Authored by tra on Mar 11 2021, 4:31 PM.

Details

Summary

Avoid making a temporary copy of byval argument if all accesses are loads and therefore the pointer to the parameter can not escape.

This avoids excessive global memory accesses when each kernel makes its own copy.

Diff Detail

Event Timeline

tra created this revision.Mar 11 2021, 4:31 PM
tra requested review of this revision.Mar 11 2021, 4:31 PM
Herald added a project: Restricted Project. · View Herald TranscriptMar 11 2021, 4:31 PM

This is going to be so great. Thanks, Art.

llvm/lib/Target/NVPTX/NVPTXLowerArgs.cpp
165–166

Looking at https://llvm.org/docs/LangRef.html#load-instruction, there's a lot of additional metadata that might be on a load instruction. Do we need to copy it? (Is there no LLVM utility that says, "create a new load in a different address space?)

Also, should we disallow atomic loads or otherwise handle them?

179

Is it safe to write this recursively? (Stack overflow?)

189

same -- is recursion ok here?

205

Nit: run-on sentence. s/which/. This/

asbirlea added inline comments.Mar 11 2021, 5:05 PM
llvm/lib/Target/NVPTX/NVPTXLowerArgs.cpp
165–166

AFAIK there is no such utility.

AAMDNodes AATags;
LI->getAAMetadata(AATags);
NewLI->setAAMetadata(AATags);

Perhaps also set debug location, e.g.
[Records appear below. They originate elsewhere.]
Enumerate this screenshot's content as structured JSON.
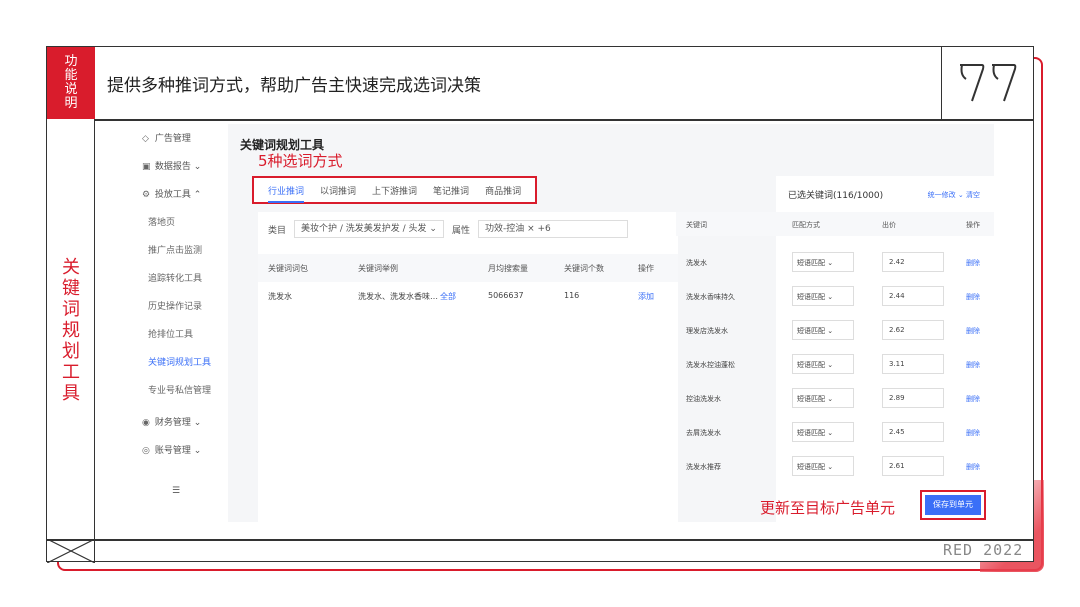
{
  "card": {
    "tag_top": [
      "功",
      "能",
      "说",
      "明"
    ],
    "tag_side": [
      "关",
      "键",
      "词",
      "规",
      "划",
      "工",
      "具"
    ],
    "headline": "提供多种推词方式，帮助广告主快速完成选词决策",
    "footer_brand": "RED 2022"
  },
  "sidebar": {
    "items": [
      {
        "label": "广告管理",
        "icon": "compass-icon"
      },
      {
        "label": "数据报告",
        "icon": "report-icon"
      },
      {
        "label": "投放工具",
        "icon": "tool-icon"
      }
    ],
    "sub_items": [
      "落地页",
      "推广点击监测",
      "追踪转化工具",
      "历史操作记录",
      "抢排位工具",
      "关键词规划工具",
      "专业号私信管理"
    ],
    "bottom_items": [
      {
        "label": "财务管理",
        "icon": "finance-icon"
      },
      {
        "label": "账号管理",
        "icon": "account-icon"
      }
    ],
    "collapse_icon": "collapse-menu-icon"
  },
  "main": {
    "title": "关键词规划工具",
    "annotation_methods": "5种选词方式",
    "tabs": [
      "行业推词",
      "以词推词",
      "上下游推词",
      "笔记推词",
      "商品推词"
    ],
    "filter": {
      "category_label": "类目",
      "category_value": "美妆个护 / 洗发美发护发 / 头发",
      "attr_label": "属性",
      "attr_value": "功效-控油 ×",
      "attr_more": "+6"
    },
    "table": {
      "headers": [
        "关键词词包",
        "关键词举例",
        "月均搜索量",
        "关键词个数",
        "操作"
      ],
      "rows": [
        {
          "pack": "洗发水",
          "example": "洗发水、洗发水香味…",
          "all": "全部",
          "volume": "5066637",
          "count": "116",
          "action": "添加"
        }
      ]
    }
  },
  "selected": {
    "title": "已选关键词(116/1000)",
    "link_bulk": "统一修改",
    "link_clear": "清空",
    "headers": [
      "关键词",
      "匹配方式",
      "出价",
      "操作"
    ],
    "rows": [
      {
        "kw": "洗发水",
        "match": "短语匹配",
        "bid": "2.42",
        "del": "删除"
      },
      {
        "kw": "洗发水香味持久",
        "match": "短语匹配",
        "bid": "2.44",
        "del": "删除"
      },
      {
        "kw": "理发店洗发水",
        "match": "短语匹配",
        "bid": "2.62",
        "del": "删除"
      },
      {
        "kw": "洗发水控油蓬松",
        "match": "短语匹配",
        "bid": "3.11",
        "del": "删除"
      },
      {
        "kw": "控油洗发水",
        "match": "短语匹配",
        "bid": "2.89",
        "del": "删除"
      },
      {
        "kw": "去屑洗发水",
        "match": "短语匹配",
        "bid": "2.45",
        "del": "删除"
      },
      {
        "kw": "洗发水推荐",
        "match": "短语匹配",
        "bid": "2.61",
        "del": "删除"
      }
    ],
    "annotation_update": "更新至目标广告单元",
    "save_label": "保存到单元"
  },
  "colors": {
    "accent_red": "#d91c2c",
    "link_blue": "#3a6ff7"
  }
}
NewLI->setDebugLoc(DebugLoc());

tra updated this revision to Diff 330112.Mar 11 2021, 5:18 PM
tra edited the summary of this revision. (Show Details)
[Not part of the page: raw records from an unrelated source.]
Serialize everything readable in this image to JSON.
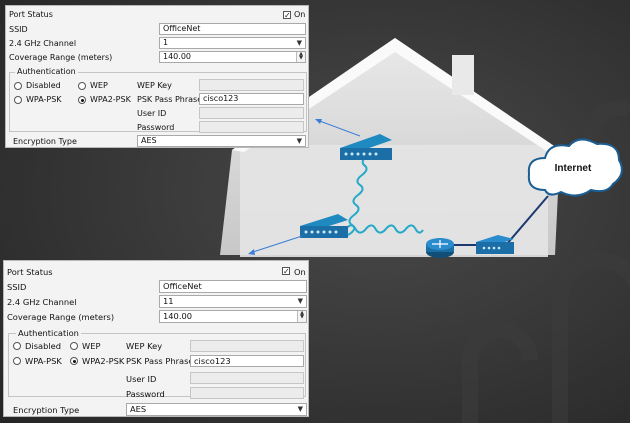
{
  "colors": {
    "background": "#333333",
    "panel": "#f3f3f3",
    "router": "#1b6fa6",
    "cloud_stroke": "#1a5e93"
  },
  "network_diagram": {
    "cloud_label": "Internet"
  },
  "config_top": {
    "port_status_label": "Port Status",
    "on_label": "On",
    "on_checked": true,
    "ssid_label": "SSID",
    "ssid_value": "OfficeNet",
    "channel_label": "2.4 GHz Channel",
    "channel_value": "1",
    "range_label": "Coverage Range (meters)",
    "range_value": "140.00",
    "auth_title": "Authentication",
    "auth_options": [
      "Disabled",
      "WEP",
      "WPA-PSK",
      "WPA2-PSK"
    ],
    "auth_selected": "WPA2-PSK",
    "wep_key_label": "WEP Key",
    "psk_label": "PSK Pass Phrase",
    "psk_value": "cisco123",
    "user_id_label": "User ID",
    "password_label": "Password",
    "encryption_label": "Encryption Type",
    "encryption_value": "AES"
  },
  "config_bottom": {
    "port_status_label": "Port Status",
    "on_label": "On",
    "on_checked": true,
    "ssid_label": "SSID",
    "ssid_value": "OfficeNet",
    "channel_label": "2.4 GHz Channel",
    "channel_value": "11",
    "range_label": "Coverage Range (meters)",
    "range_value": "140.00",
    "auth_title": "Authentication",
    "auth_options": [
      "Disabled",
      "WEP",
      "WPA-PSK",
      "WPA2-PSK"
    ],
    "auth_selected": "WPA2-PSK",
    "wep_key_label": "WEP Key",
    "psk_label": "PSK Pass Phrase",
    "psk_value": "cisco123",
    "user_id_label": "User ID",
    "password_label": "Password",
    "encryption_label": "Encryption Type",
    "encryption_value": "AES"
  }
}
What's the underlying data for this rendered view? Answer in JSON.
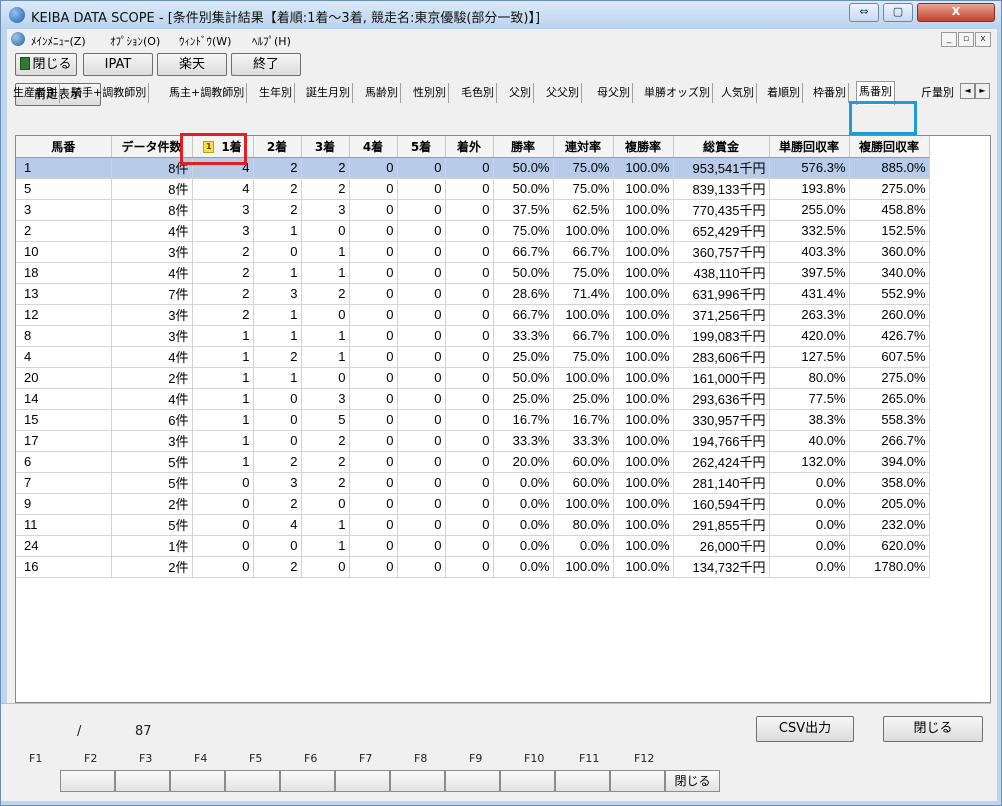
{
  "window": {
    "title": "KEIBA DATA SCOPE - [条件別集計結果【着順:1着～3着, 競走名:東京優駿(部分一致)】]",
    "min_label": "⇔",
    "max_label": "▢",
    "close_label": "X"
  },
  "menu": {
    "items": [
      "ﾒｲﾝﾒﾆｭｰ(Z)",
      "ｵﾌﾟｼｮﾝ(O)",
      "ｳｨﾝﾄﾞｳ(W)",
      "ﾍﾙﾌﾟ(H)"
    ],
    "mdi_buttons": [
      "_",
      "▫",
      "x"
    ]
  },
  "toolbar": {
    "close": "閉じる",
    "ipat": "IPAT",
    "rakuten": "楽天",
    "exit": "終了",
    "prev_race": "前走表示"
  },
  "tabs": [
    "生産者別",
    "騎手+調教師別",
    "馬主+調教師別",
    "生年別",
    "誕生月別",
    "馬齢別",
    "性別別",
    "毛色別",
    "父別",
    "父父別",
    "母父別",
    "単勝オッズ別",
    "人気別",
    "着順別",
    "枠番別",
    "馬番別",
    "斤量別"
  ],
  "active_tab": "馬番別",
  "tab_scroll": [
    "◄",
    "►"
  ],
  "table": {
    "sort_indicator": "1",
    "columns": [
      "馬番",
      "データ件数",
      "1着",
      "2着",
      "3着",
      "4着",
      "5着",
      "着外",
      "勝率",
      "連対率",
      "複勝率",
      "総賞金",
      "単勝回収率",
      "複勝回収率"
    ],
    "rows": [
      [
        "1",
        "8件",
        "4",
        "2",
        "2",
        "0",
        "0",
        "0",
        "50.0%",
        "75.0%",
        "100.0%",
        "953,541千円",
        "576.3%",
        "885.0%"
      ],
      [
        "5",
        "8件",
        "4",
        "2",
        "2",
        "0",
        "0",
        "0",
        "50.0%",
        "75.0%",
        "100.0%",
        "839,133千円",
        "193.8%",
        "275.0%"
      ],
      [
        "3",
        "8件",
        "3",
        "2",
        "3",
        "0",
        "0",
        "0",
        "37.5%",
        "62.5%",
        "100.0%",
        "770,435千円",
        "255.0%",
        "458.8%"
      ],
      [
        "2",
        "4件",
        "3",
        "1",
        "0",
        "0",
        "0",
        "0",
        "75.0%",
        "100.0%",
        "100.0%",
        "652,429千円",
        "332.5%",
        "152.5%"
      ],
      [
        "10",
        "3件",
        "2",
        "0",
        "1",
        "0",
        "0",
        "0",
        "66.7%",
        "66.7%",
        "100.0%",
        "360,757千円",
        "403.3%",
        "360.0%"
      ],
      [
        "18",
        "4件",
        "2",
        "1",
        "1",
        "0",
        "0",
        "0",
        "50.0%",
        "75.0%",
        "100.0%",
        "438,110千円",
        "397.5%",
        "340.0%"
      ],
      [
        "13",
        "7件",
        "2",
        "3",
        "2",
        "0",
        "0",
        "0",
        "28.6%",
        "71.4%",
        "100.0%",
        "631,996千円",
        "431.4%",
        "552.9%"
      ],
      [
        "12",
        "3件",
        "2",
        "1",
        "0",
        "0",
        "0",
        "0",
        "66.7%",
        "100.0%",
        "100.0%",
        "371,256千円",
        "263.3%",
        "260.0%"
      ],
      [
        "8",
        "3件",
        "1",
        "1",
        "1",
        "0",
        "0",
        "0",
        "33.3%",
        "66.7%",
        "100.0%",
        "199,083千円",
        "420.0%",
        "426.7%"
      ],
      [
        "4",
        "4件",
        "1",
        "2",
        "1",
        "0",
        "0",
        "0",
        "25.0%",
        "75.0%",
        "100.0%",
        "283,606千円",
        "127.5%",
        "607.5%"
      ],
      [
        "20",
        "2件",
        "1",
        "1",
        "0",
        "0",
        "0",
        "0",
        "50.0%",
        "100.0%",
        "100.0%",
        "161,000千円",
        "80.0%",
        "275.0%"
      ],
      [
        "14",
        "4件",
        "1",
        "0",
        "3",
        "0",
        "0",
        "0",
        "25.0%",
        "25.0%",
        "100.0%",
        "293,636千円",
        "77.5%",
        "265.0%"
      ],
      [
        "15",
        "6件",
        "1",
        "0",
        "5",
        "0",
        "0",
        "0",
        "16.7%",
        "16.7%",
        "100.0%",
        "330,957千円",
        "38.3%",
        "558.3%"
      ],
      [
        "17",
        "3件",
        "1",
        "0",
        "2",
        "0",
        "0",
        "0",
        "33.3%",
        "33.3%",
        "100.0%",
        "194,766千円",
        "40.0%",
        "266.7%"
      ],
      [
        "6",
        "5件",
        "1",
        "2",
        "2",
        "0",
        "0",
        "0",
        "20.0%",
        "60.0%",
        "100.0%",
        "262,424千円",
        "132.0%",
        "394.0%"
      ],
      [
        "7",
        "5件",
        "0",
        "3",
        "2",
        "0",
        "0",
        "0",
        "0.0%",
        "60.0%",
        "100.0%",
        "281,140千円",
        "0.0%",
        "358.0%"
      ],
      [
        "9",
        "2件",
        "0",
        "2",
        "0",
        "0",
        "0",
        "0",
        "0.0%",
        "100.0%",
        "100.0%",
        "160,594千円",
        "0.0%",
        "205.0%"
      ],
      [
        "11",
        "5件",
        "0",
        "4",
        "1",
        "0",
        "0",
        "0",
        "0.0%",
        "80.0%",
        "100.0%",
        "291,855千円",
        "0.0%",
        "232.0%"
      ],
      [
        "24",
        "1件",
        "0",
        "0",
        "1",
        "0",
        "0",
        "0",
        "0.0%",
        "0.0%",
        "100.0%",
        "26,000千円",
        "0.0%",
        "620.0%"
      ],
      [
        "16",
        "2件",
        "0",
        "2",
        "0",
        "0",
        "0",
        "0",
        "0.0%",
        "100.0%",
        "100.0%",
        "134,732千円",
        "0.0%",
        "1780.0%"
      ]
    ]
  },
  "status": {
    "separator": "/",
    "count": "87"
  },
  "buttons": {
    "csv": "CSV出力",
    "close": "閉じる"
  },
  "fkeys": [
    {
      "label": "F1",
      "text": ""
    },
    {
      "label": "F2",
      "text": ""
    },
    {
      "label": "F3",
      "text": ""
    },
    {
      "label": "F4",
      "text": ""
    },
    {
      "label": "F5",
      "text": ""
    },
    {
      "label": "F6",
      "text": ""
    },
    {
      "label": "F7",
      "text": ""
    },
    {
      "label": "F8",
      "text": ""
    },
    {
      "label": "F9",
      "text": ""
    },
    {
      "label": "F10",
      "text": ""
    },
    {
      "label": "F11",
      "text": ""
    },
    {
      "label": "F12",
      "text": "閉じる"
    }
  ]
}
Do not clone LoadInst, just replace its operand.

tra added inline comments.Mar 11 2021, 5:19 PM
llvm/lib/Target/NVPTX/NVPTXLowerArgs.cpp
165–166

Good point. I do not even need to clone it -- it does not care about address space itself. Its pointer operand deals with it.

179

It could be a problem.

LLVM's manual does not mention anything about that, but the examples are all 'flat'.
https://llvm.org/docs/ProgrammersManual.html#basic-inspection-and-traversal-routines

Shouldn't be hard to rewrite it as a loop.
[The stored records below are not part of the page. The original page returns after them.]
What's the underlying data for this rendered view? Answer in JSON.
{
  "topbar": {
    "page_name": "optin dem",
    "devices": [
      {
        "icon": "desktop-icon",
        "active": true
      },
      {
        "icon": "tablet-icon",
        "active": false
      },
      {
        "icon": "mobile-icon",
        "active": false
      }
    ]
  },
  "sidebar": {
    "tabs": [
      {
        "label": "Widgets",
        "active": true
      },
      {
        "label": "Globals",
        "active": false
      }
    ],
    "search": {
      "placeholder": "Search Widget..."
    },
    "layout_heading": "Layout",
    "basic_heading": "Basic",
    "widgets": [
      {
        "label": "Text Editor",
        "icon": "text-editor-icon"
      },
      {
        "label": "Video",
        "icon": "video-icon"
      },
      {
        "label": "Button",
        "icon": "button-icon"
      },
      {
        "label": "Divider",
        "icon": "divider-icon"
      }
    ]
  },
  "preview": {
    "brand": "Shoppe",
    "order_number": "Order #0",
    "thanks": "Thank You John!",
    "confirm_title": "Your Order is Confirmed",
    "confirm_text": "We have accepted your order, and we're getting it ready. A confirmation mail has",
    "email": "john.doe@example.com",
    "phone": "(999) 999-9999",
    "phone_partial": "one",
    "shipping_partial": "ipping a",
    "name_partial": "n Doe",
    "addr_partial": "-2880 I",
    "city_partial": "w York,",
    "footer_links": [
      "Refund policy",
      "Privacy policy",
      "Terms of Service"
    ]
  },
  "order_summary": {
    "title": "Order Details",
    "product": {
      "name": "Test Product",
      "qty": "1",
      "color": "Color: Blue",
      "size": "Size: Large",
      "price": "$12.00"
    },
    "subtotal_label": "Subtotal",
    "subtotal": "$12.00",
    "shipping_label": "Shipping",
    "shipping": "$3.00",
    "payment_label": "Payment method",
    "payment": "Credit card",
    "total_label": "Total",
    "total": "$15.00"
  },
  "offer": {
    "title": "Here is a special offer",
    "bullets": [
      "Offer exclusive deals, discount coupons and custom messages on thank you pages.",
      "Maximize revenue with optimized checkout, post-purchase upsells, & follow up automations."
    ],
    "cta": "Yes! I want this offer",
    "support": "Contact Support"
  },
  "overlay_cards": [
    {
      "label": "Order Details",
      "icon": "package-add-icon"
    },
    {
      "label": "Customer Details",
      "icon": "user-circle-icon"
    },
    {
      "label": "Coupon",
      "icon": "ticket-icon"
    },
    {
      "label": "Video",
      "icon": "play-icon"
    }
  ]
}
@asbirlea : is recursion OK here, or do I need to use a loop instead?

tra updated this revision to Diff 330349.Mar 12 2021, 12:55 PM

Replaced recursive iteration with loop-based one.

tra marked 5 inline comments as done.Mar 12 2021, 12:57 PM
jlebar accepted this revision.Mar 12 2021, 1:31 PM

...in which we all remember why we like writing this recursively. :D

🚢

llvm/lib/Target/NVPTX/NVPTXLowerArgs.cpp
161

I think there was a clang-tidy warning at one point saying this should be lower-case c?

183

needed?

This revision is now accepted and ready to land.Mar 12 2021, 1:31 PM
tra updated this revision to Diff 330375.Mar 12 2021, 2:37 PM
tra marked an inline comment as done.

Fixed few tests affected by the patch.

tra added inline comments.Mar 12 2021, 2:54 PM
llvm/test/CodeGen/NVPTX/lower-kernel-ptr-arg.ll
35 ↗(On Diff #330375)

With a temporary copy of the argument, the alignment used to be inferred to be 8 based on the struct alignment and that allowed LLVM to generate 64-bit load. W/o a temporary copy, we're only looking at the load's alignment of 4, which probably evolved from the original 32-bit IR.
Making load alignment to be 8 makes the test work predictably regardless of whether we have a temp copy.

Updates look good.

This revision was landed with ongoing or failed builds.Mar 15 2021, 2:28 PM
This revision was automatically updated to reflect the committed changes.